The Story
Why it exists.
The beginning
Very Sexy Dare arrived in 2008 as part of Victoria's Secret's expanding Very Sexy collection, a line built on the premise that confidence isn't quiet. The name says it all, this was a fragrance for someone who wanted to be noticed and wasn't going to wait for permission. The concept pushed beyond the usual fruity-floral territory, threading warm spice through bright citrus to create something with an actual point of view. It was designed to catch attention in the opening and hold it through the drydown, a composition that rewarded attention rather than fading into background noise.
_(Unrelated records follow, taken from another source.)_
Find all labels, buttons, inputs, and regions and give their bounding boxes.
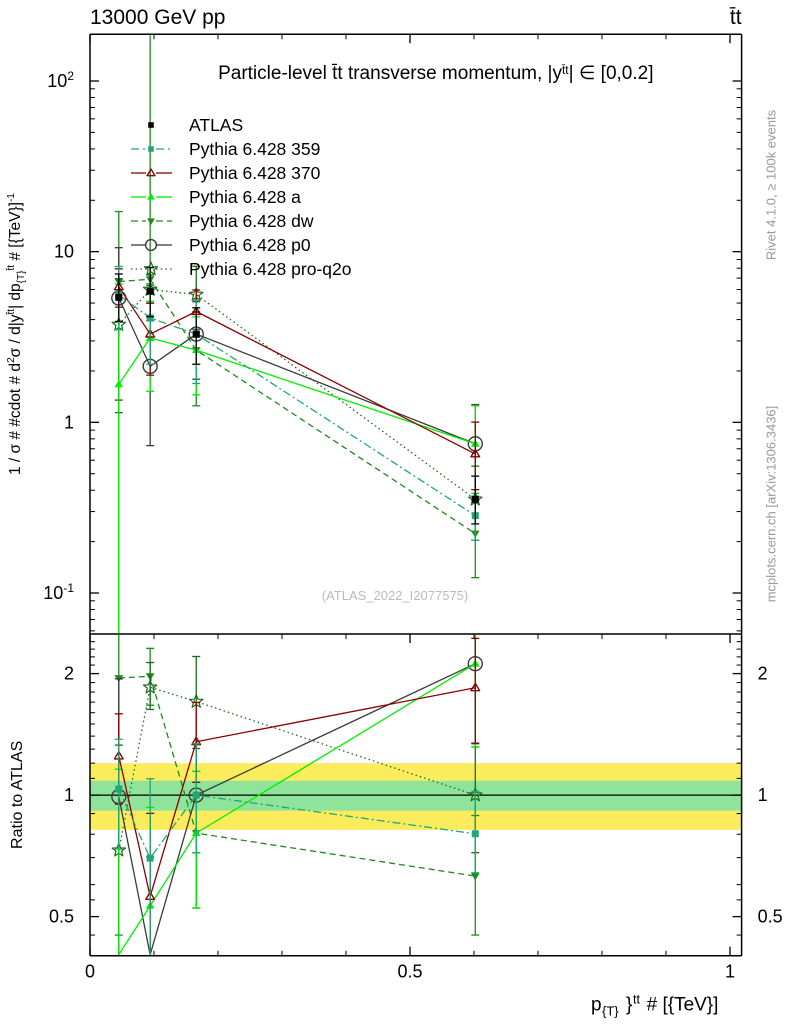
svg-text:Pythia 6.428 a: Pythia 6.428 a — [189, 187, 301, 207]
svg-text:mcplots.cern.ch [arXiv:1306.34: mcplots.cern.ch [arXiv:1306.3436] — [764, 406, 779, 603]
svg-text:1: 1 — [725, 962, 735, 982]
svg-text:Pythia 6.428 pro-q2o: Pythia 6.428 pro-q2o — [189, 259, 351, 279]
svg-text:0.5: 0.5 — [397, 962, 422, 982]
svg-text:p: p — [591, 995, 602, 1016]
svg-text:}: } — [626, 995, 632, 1016]
svg-text:1: 1 — [64, 412, 74, 432]
svg-text:2: 2 — [64, 664, 74, 684]
svg-text:Pythia 6.428 370: Pythia 6.428 370 — [189, 163, 321, 183]
svg-text:1: 1 — [758, 785, 768, 805]
svg-text:Pythia 6.428 dw: Pythia 6.428 dw — [189, 211, 314, 231]
svg-text:13000 GeV pp: 13000 GeV pp — [90, 6, 225, 29]
svg-text:0: 0 — [85, 962, 95, 982]
svg-text:{T}: {T} — [602, 1004, 619, 1019]
svg-text:Particle-level t̄t transverse: Particle-level t̄t transverse momentum, … — [218, 63, 653, 84]
svg-text:Pythia 6.428 p0: Pythia 6.428 p0 — [189, 235, 311, 255]
svg-text:tt: tt — [633, 993, 640, 1007]
svg-text:# [{TeV}]: # [{TeV}] — [647, 995, 719, 1016]
svg-text:ATLAS: ATLAS — [189, 115, 243, 135]
svg-text:Rivet 4.1.0, ≥ 100k events: Rivet 4.1.0, ≥ 100k events — [764, 109, 779, 260]
svg-text:1: 1 — [64, 785, 74, 805]
svg-text:10: 10 — [54, 242, 74, 262]
svg-text:1 / σ # #cdot # d2σ / d|yt̄t|: 1 / σ # #cdot # d2σ / d|yt̄t| dp{T}t̄t #… — [5, 193, 27, 475]
svg-text:(ATLAS_2022_I2077575): (ATLAS_2022_I2077575) — [322, 588, 468, 603]
svg-text:0.5: 0.5 — [758, 907, 783, 927]
svg-text:2: 2 — [758, 664, 768, 684]
svg-text:Ratio to ATLAS: Ratio to ATLAS — [9, 741, 26, 849]
svg-text:0.5: 0.5 — [49, 907, 74, 927]
svg-text:t̄t: t̄t — [730, 6, 742, 29]
svg-text:Pythia 6.428 359: Pythia 6.428 359 — [189, 139, 320, 159]
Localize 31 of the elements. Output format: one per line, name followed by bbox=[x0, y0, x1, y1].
The real move here is the nutmeg. At 5-7% of the composition, it's not a background accent, it's a structural choice that defines the drydown and keeps the florals from turning powdery. Using nutmeg this prominently in a women's fragrance is unconventional. It's a note more at home in masculine compositions, where its warm, slightly camphoraceous quality adds weight without sweetness. Here, it does something similar: it grounds the bright citrus and tropical fruit of the opening and steers the composition toward warmth instead of sweetness. The blood orange and nutmeg pairing is what makes this memorable instead of just pleasant.
The evolution
The opening is all citrus electricity, bergamot, blood orange, and pineapple hitting at once with a brightness that feels almost fizzy. It's the kind of start that announces itself. For the first fifteen minutes, that's the whole story. Then the florals arrive, heavier and warmer than the opening suggested, settling into a quiet hum while the sandalwood keeps everything grounded and creamy. Nutmeg is the quiet achiever here, pulling the composition toward warm spice as it fades. The drydown is intimate, close to the skin, lasting several hours on most people. On fabric, expect 6-8 hours. On skin, 4-6 hours of moderate sillage that stays personal rather than filling the room. The tonka bean adds a sweet warmth to the base that lingers, and the next morning, you'll still catch traces of it on your wrist.
Cultural impact
Very Sexy Dare carved out a distinctive space in the Very Sexy lineup by favoring citrus-spice over the aquatic or vanilla directions the line often takes. It attracted wearers who wanted warmth without sweetness, florals that don't apologize for being there. The fragrance found its audience among people who were tired of smelling safe and wanted something worth remembering.